Jesús Granada · Architectural Photographer

Desde 1999 fotografiando arquitectura

I am Jesús Granada. I trained as an architect at the University of Seville and since 1999 I have dedicated my work to photographing architecture.

I consider both the work of architects and my photographs a legacy worth preserving and spreading. That conviction is what has kept my passion alive for over twenty-five years: I photograph the ideas behind each building — what its author intended to say with it.

I have documented projects in more than forty countries, and these photographs have appeared in hundreds of publishing houses and thousands of publications worldwide. Since 2018 I have been part of the editorial team of El Croquis, photographing monographs of Álvaro Siza, David Chipperfield, Caruso St John, Christian Kerez, RCR, Souto de Moura and Smiljan Radić, among others.

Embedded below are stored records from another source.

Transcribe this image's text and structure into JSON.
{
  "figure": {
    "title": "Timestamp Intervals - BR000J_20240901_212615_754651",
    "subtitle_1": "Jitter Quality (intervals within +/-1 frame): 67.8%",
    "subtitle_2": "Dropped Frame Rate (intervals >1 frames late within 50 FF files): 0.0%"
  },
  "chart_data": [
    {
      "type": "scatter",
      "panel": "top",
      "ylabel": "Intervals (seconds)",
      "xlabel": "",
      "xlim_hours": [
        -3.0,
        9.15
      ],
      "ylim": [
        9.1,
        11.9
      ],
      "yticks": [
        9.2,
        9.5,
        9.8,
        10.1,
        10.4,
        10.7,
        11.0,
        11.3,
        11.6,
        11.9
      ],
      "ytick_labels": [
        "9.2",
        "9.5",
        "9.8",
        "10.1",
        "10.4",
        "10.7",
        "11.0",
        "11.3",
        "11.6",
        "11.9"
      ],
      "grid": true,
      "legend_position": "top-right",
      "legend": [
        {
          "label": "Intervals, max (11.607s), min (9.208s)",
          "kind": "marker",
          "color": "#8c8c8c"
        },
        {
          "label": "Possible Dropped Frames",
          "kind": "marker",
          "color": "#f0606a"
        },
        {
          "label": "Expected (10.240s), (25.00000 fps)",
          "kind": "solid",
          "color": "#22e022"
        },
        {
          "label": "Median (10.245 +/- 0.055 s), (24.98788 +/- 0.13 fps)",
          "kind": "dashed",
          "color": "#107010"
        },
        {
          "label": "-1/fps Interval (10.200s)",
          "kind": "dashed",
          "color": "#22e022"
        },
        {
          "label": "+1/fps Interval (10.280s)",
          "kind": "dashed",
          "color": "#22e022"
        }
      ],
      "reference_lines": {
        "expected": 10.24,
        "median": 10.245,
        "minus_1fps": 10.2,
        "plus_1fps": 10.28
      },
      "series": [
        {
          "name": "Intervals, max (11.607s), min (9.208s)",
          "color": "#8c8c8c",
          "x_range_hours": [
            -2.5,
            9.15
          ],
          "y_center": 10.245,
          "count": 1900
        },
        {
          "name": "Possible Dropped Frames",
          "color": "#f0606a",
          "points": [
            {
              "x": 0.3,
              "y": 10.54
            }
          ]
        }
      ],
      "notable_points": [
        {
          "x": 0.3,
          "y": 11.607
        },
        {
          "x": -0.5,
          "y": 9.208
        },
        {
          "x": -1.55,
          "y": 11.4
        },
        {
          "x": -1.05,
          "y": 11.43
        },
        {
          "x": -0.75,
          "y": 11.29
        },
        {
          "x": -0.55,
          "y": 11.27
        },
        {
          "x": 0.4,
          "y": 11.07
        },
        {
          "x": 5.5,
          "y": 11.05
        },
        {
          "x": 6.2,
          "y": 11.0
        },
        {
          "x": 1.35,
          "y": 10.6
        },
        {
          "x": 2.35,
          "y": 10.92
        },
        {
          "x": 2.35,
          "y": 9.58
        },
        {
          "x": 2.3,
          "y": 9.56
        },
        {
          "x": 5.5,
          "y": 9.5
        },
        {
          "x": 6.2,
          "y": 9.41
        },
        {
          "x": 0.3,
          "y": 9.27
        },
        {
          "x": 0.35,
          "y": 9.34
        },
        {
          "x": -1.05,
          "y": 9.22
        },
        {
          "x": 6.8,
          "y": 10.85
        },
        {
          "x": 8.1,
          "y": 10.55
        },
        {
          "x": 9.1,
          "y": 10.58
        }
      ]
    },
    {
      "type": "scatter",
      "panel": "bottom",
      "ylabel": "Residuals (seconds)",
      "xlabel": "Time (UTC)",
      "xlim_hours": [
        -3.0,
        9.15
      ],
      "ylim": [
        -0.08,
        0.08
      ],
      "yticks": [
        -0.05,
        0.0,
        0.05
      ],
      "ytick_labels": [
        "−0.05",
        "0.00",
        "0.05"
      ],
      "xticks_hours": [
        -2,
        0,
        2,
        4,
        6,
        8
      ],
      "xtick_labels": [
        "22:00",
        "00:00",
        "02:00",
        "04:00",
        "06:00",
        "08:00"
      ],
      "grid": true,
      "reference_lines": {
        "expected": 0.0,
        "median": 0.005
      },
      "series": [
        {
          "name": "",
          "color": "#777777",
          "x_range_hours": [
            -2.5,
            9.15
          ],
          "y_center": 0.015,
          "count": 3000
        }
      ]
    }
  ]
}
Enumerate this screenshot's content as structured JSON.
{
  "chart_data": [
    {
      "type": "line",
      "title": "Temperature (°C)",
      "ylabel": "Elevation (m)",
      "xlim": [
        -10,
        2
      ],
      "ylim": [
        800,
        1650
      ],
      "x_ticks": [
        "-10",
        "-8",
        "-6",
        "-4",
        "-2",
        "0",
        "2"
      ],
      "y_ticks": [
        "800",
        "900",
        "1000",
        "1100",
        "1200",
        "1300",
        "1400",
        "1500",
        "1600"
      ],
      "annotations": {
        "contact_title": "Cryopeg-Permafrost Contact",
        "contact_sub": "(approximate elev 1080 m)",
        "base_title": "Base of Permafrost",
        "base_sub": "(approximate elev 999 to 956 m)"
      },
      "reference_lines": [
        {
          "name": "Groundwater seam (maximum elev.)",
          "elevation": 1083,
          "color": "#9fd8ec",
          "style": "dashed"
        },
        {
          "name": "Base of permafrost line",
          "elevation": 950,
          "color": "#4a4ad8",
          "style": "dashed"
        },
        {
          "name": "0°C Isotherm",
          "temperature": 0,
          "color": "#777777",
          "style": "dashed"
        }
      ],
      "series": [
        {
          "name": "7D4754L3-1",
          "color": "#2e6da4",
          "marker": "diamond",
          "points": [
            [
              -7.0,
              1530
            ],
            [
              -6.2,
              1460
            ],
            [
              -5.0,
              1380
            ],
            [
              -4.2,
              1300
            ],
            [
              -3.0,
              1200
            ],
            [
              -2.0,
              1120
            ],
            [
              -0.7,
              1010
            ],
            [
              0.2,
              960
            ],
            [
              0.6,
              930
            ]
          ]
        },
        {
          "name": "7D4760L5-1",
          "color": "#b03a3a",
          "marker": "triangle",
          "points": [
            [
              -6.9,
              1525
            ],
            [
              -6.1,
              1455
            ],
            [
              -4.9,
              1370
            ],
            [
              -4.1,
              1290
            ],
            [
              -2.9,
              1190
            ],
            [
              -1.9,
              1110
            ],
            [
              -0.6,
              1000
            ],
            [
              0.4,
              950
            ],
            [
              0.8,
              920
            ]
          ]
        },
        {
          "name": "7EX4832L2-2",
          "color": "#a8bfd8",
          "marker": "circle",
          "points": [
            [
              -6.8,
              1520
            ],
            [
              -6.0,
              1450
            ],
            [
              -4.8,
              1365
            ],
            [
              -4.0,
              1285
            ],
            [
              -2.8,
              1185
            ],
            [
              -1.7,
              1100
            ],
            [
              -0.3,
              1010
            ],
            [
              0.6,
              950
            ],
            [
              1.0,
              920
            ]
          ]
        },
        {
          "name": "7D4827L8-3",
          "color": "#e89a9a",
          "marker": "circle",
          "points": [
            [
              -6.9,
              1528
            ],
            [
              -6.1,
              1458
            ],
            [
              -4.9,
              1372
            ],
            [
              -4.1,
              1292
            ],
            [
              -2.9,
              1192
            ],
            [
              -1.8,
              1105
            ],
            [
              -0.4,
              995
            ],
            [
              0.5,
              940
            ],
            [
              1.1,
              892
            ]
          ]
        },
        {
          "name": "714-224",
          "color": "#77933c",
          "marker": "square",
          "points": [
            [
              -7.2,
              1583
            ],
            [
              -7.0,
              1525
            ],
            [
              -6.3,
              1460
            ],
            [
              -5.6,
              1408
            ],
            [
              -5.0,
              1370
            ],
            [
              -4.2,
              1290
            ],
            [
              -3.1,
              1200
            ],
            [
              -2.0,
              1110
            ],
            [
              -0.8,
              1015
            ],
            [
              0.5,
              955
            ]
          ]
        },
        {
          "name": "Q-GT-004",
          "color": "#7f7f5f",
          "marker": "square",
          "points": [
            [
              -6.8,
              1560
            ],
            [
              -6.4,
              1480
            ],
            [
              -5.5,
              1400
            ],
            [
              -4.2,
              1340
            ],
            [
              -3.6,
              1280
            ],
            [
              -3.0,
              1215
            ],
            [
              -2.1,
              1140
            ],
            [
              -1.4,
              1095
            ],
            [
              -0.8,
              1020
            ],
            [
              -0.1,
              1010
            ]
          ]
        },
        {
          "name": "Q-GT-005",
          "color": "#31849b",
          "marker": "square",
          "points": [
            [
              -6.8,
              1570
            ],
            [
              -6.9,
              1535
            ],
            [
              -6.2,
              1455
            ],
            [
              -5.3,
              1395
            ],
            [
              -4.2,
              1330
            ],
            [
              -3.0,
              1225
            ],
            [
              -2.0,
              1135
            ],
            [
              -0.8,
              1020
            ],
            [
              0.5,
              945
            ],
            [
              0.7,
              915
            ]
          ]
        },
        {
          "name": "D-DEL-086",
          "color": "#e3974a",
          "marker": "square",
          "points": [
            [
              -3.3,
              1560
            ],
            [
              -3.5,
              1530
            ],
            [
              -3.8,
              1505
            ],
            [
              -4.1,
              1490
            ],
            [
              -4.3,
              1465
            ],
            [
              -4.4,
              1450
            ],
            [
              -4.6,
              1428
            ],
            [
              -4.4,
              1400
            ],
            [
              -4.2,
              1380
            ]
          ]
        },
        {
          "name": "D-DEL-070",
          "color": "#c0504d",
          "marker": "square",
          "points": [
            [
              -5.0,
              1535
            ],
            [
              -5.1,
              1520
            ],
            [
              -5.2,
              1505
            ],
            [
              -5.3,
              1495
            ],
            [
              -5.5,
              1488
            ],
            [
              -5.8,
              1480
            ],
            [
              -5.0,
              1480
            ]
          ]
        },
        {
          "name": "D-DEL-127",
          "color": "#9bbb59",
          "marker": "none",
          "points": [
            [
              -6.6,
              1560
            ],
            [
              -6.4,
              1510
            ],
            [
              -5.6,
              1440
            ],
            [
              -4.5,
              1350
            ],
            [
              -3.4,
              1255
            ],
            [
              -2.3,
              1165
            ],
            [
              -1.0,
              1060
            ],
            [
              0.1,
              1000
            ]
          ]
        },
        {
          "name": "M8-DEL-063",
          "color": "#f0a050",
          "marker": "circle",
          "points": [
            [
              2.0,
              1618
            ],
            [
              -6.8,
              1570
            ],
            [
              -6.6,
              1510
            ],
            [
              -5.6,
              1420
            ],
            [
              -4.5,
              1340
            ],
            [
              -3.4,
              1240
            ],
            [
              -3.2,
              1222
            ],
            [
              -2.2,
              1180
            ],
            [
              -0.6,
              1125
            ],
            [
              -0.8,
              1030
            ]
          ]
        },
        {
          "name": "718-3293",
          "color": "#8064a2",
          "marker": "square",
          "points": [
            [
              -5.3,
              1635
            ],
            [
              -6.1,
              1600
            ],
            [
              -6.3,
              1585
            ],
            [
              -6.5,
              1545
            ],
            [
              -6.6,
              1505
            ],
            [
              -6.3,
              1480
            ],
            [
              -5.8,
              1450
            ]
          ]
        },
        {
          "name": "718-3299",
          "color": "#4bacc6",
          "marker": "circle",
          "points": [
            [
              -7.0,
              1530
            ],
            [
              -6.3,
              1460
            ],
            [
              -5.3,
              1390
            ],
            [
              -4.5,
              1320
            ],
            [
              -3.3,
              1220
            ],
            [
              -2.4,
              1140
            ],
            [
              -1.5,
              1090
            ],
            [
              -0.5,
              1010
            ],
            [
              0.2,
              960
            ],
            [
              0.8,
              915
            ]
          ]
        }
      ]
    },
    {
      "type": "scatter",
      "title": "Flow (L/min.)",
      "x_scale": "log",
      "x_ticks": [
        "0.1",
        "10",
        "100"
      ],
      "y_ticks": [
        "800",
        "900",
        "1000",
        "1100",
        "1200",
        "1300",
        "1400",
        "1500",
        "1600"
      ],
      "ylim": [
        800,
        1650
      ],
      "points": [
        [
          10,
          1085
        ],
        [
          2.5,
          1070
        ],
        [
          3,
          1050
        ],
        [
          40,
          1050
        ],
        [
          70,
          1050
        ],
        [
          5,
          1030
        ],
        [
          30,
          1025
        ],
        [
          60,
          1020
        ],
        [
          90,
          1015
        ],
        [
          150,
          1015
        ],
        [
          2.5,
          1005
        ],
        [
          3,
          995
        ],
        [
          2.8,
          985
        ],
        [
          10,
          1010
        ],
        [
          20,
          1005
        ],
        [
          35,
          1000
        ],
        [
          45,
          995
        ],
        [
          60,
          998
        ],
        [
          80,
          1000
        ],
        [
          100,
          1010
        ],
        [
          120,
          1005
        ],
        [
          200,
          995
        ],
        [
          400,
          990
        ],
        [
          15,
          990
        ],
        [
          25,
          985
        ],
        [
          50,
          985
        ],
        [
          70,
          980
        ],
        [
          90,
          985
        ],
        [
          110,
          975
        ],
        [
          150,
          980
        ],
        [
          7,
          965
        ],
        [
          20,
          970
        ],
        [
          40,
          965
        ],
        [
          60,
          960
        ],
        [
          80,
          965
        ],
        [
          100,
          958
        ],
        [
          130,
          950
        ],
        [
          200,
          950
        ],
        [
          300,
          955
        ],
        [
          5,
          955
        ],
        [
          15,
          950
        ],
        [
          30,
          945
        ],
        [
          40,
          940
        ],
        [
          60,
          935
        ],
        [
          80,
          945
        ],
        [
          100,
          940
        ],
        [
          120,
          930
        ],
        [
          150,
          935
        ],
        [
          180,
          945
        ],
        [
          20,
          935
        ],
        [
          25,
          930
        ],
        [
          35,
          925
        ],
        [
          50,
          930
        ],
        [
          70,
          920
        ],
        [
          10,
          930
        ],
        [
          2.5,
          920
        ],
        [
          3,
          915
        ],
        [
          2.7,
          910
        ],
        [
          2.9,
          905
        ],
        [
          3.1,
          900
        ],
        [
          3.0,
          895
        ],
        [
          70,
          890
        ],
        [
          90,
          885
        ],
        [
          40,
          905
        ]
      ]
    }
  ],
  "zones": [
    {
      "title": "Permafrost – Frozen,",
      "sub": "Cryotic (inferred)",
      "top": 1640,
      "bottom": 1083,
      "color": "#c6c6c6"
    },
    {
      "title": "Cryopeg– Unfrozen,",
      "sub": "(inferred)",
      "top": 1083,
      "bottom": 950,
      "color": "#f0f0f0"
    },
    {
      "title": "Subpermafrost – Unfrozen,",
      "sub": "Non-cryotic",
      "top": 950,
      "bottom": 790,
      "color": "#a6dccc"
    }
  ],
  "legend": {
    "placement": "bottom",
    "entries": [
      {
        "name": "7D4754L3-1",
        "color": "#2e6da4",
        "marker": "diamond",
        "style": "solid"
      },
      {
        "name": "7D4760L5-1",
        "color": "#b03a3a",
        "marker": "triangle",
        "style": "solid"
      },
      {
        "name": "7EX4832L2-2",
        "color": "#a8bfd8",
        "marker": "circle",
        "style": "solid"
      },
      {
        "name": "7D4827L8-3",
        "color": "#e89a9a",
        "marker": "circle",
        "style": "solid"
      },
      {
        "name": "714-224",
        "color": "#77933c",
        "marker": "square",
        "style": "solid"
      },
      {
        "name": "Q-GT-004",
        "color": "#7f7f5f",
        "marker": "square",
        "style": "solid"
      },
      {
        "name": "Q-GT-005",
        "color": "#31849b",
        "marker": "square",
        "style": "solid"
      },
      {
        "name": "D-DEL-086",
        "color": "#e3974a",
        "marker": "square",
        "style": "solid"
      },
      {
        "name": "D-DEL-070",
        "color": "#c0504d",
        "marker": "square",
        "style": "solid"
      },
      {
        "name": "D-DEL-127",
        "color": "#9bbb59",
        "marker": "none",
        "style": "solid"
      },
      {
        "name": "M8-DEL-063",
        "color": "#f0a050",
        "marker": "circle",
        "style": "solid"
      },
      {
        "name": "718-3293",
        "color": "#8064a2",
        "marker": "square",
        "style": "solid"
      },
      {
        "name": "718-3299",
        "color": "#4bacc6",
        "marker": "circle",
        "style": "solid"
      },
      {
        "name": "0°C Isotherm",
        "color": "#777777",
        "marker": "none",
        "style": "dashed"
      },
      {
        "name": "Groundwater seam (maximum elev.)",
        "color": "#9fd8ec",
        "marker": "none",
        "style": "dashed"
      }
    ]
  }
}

From my studio in Andalusia I manage the documentation, cataloguing and distribution of everything I produce. Every project I photograph remains accessible and traceable in the long term. That is how I look after this work with the same attention I put into making it.

House in Colombo, Palinda Kannangara, Sri Lanka, 2021
House in Mexico, Macías Peredo Arquitectos, 2022
Nadir Afonso Contemporary Art Museum, Álvaro Siza, Chaves, Portugal, 2019
Casa Cuna, Yungay, Chile, Pezo Von Ellrichshausen
Bazaar in Muharraq, Bahrain, Anne Holtrop, 2021
Housing in Palma de Mallorca, IBAVI, 2020
Mazaua, Mexico, Manuel Cervantes, 2025
Parking in Muharraq, Bahrain, Christian Kerez, 2022

How I work: from commission to delivery

Every shoot begins with the architect and the materials generated during the project: models, sketches, texts, drawings, construction photographs. Before looking at the building I want to understand the question it answers — the context, the brief, the constraints, the originating idea. I discuss with the architect what the photography needs to do: whether it is for a competition, an editorial publication, the studio archive, or licensing to brands. The answer changes the focus, not the quality.

On site I work mostly with natural light and plan days around the orientation of the building and the conditions of its surroundings. María Arias de Saavedra, associate of my studio, leads the postproduction: she has known my material for years and maintains tonal coherence across projects. She began scanning slide plates, then took on the organisation of the entire archive, and today she develops the atmosphere of all my production.

Every project enters a workflow that does not end at delivery: I photograph it, catalogue it, distribute it and keep it visible in this archive. Each photograph holds the idea someone had at a moment in time, and I treat it as such — a valuable object that transmits knowledge and value to whoever looks at it.